Recipe for Turtle Pudding
Ingredients for approximately 18 pints
1 to 2 lbs high quality gelatin.
"Example Dr. Oetker gelatin powder: 20 treble packs with 9g each"
3.5 lbs trout, complete with intestines and head
1.5 lbs shrimp
1.0 lb mussels
3.5 lbs beef heart
6 eggs
9 small jars of baby food (0.44 lb each)
You can use carrots, spinach, garden vegetables
0.75 lb Chicken or Rabbit Liver
2 tablespoons of vitamins for turtles "Example Jurassi Vite"
2 packages of red food coloring (strawberry red)
2.5 liters tap water
Aluminum trays, preferably 0.5 liter or 1 liter size as sold for Lasagna
Recipe:
Before you get started, you will need two large pots and a meat grinder. The pots should be sized in order to take 12 liters (or 21 pints) each. One pot is needed for the gelatin, the other for the ground meat and other ingredients.
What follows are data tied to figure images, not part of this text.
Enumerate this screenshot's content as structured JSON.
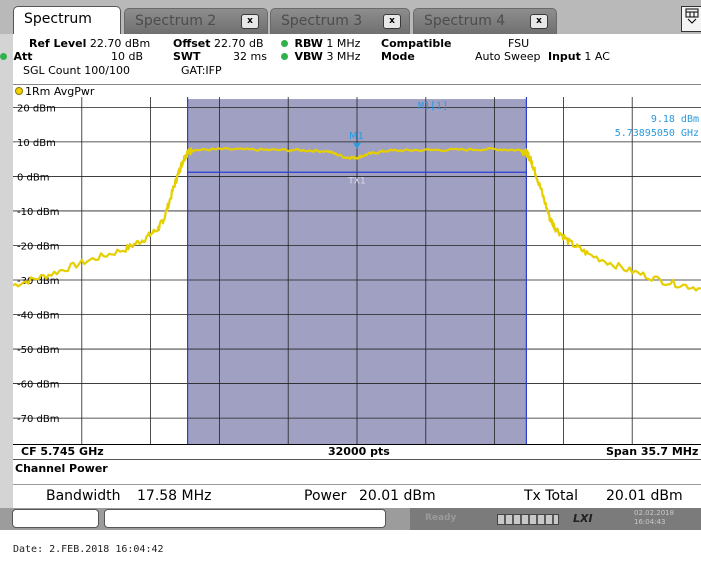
{
  "tabs": [
    {
      "label": "Spectrum",
      "active": true
    },
    {
      "label": "Spectrum 2",
      "close": "x"
    },
    {
      "label": "Spectrum 3",
      "close": "x"
    },
    {
      "label": "Spectrum 4",
      "close": "x"
    }
  ],
  "corner_icon": "display-config-icon",
  "settings": {
    "ref_level_label": "Ref Level",
    "ref_level_value": "22.70 dBm",
    "offset_label": "Offset",
    "offset_value": "22.70 dB",
    "rbw_label": "RBW",
    "rbw_value": "1 MHz",
    "compatible_label": "Compatible",
    "compatible_value": "FSU",
    "att_label": "Att",
    "att_value": "10 dB",
    "swt_label": "SWT",
    "swt_value": "32 ms",
    "vbw_label": "VBW",
    "vbw_value": "3 MHz",
    "mode_label": "Mode",
    "mode_value": "Auto Sweep",
    "input_label": "Input",
    "input_value": "1 AC",
    "sgl_count": "SGL Count 100/100",
    "gat": "GAT:IFP",
    "indicator_color": "#2fb14c"
  },
  "trace": {
    "label": "1Rm AvgPwr",
    "color": "#e6cf00"
  },
  "marker": {
    "name": "M1",
    "readout_label": "M1[1]",
    "level": "9.18 dBm",
    "frequency": "5.73895050 GHz",
    "color": "#2a9be0"
  },
  "channel_label": "TX1",
  "chart_data": {
    "type": "line",
    "y_tick_labels": [
      "20 dBm",
      "10 dBm",
      "0 dBm",
      "-10 dBm",
      "-20 dBm",
      "-30 dBm",
      "-40 dBm",
      "-50 dBm",
      "-60 dBm",
      "-70 dBm"
    ],
    "ylim": [
      -77.5,
      23
    ],
    "xlim": [
      -17.85,
      17.85
    ],
    "x_unit": "MHz offset from center",
    "grid": true,
    "channel_band": [
      -8.79,
      8.79
    ],
    "channel_power_line": 1.2,
    "channel_fill": "#a0a0c2",
    "series": [
      {
        "x": [
          -17.85,
          -16,
          -14,
          -12,
          -11,
          -10.3,
          -10,
          -9.5,
          -9.2,
          -9.0,
          -8.8,
          -8.5,
          -7,
          -5,
          -3,
          -1.5,
          -0.6,
          0,
          0.6,
          1.5,
          3,
          5,
          7,
          8.5,
          8.8,
          9.0,
          9.2,
          9.5,
          10,
          10.3,
          11,
          12,
          14,
          16,
          17.85
        ],
        "y": [
          -31.5,
          -28.5,
          -24.5,
          -21,
          -18,
          -15,
          -12,
          -3,
          2,
          5,
          6.8,
          7.6,
          7.9,
          7.7,
          7.6,
          7.3,
          5.5,
          5.4,
          6.5,
          7.4,
          7.6,
          7.7,
          7.9,
          7.6,
          6.8,
          5,
          2,
          -3,
          -12,
          -15,
          -19,
          -22.5,
          -27,
          -30.5,
          -32.5
        ]
      }
    ]
  },
  "footer": {
    "cf": "CF 5.745 GHz",
    "points": "32000 pts",
    "span": "Span 35.7 MHz"
  },
  "result": {
    "title": "Channel Power",
    "bandwidth_label": "Bandwidth",
    "bandwidth_value": "17.58 MHz",
    "power_label": "Power",
    "power_value": "20.01 dBm",
    "tx_total_label": "Tx Total",
    "tx_total_value": "20.01 dBm"
  },
  "status": {
    "ready": "Ready",
    "lxi": "LXI",
    "date_line1": "02.02.2018",
    "date_line2": "16:04:43"
  },
  "date_stamp": "Date: 2.FEB.2018  16:04:42"
}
Open all packages of the gelatin and combine with 2.2 liters (3.9 pints) of cold water, stirring continuously. Let the gelatin soak for a minimum of 20 minutes. The meat, fish, shrimp and liver has to be forced through a meat grinder. All other ingredients are added to the meat mix and need to be stirred well. Dissolve the food coloring with 0.3 liter (0.5 pint) of warm water and add to the mixture
Both pots need to get heated carefully to approximately 40 degrees Celsius (102 deg. F) and stirred continuously. A second person comes in handy at that time. Having reached the temperature, the food mix is added to the gelatin under continuous stirring. Afterwards the food mix is poured into the aluminum trays.
Allow everything to cool before transferring the trays into the freezer. If smaller amounts of food are needed, the pudding may be scored with a knife into smaller sections once it has cooled down. This helps to brake the pudding into smaller pieces once it is frozen.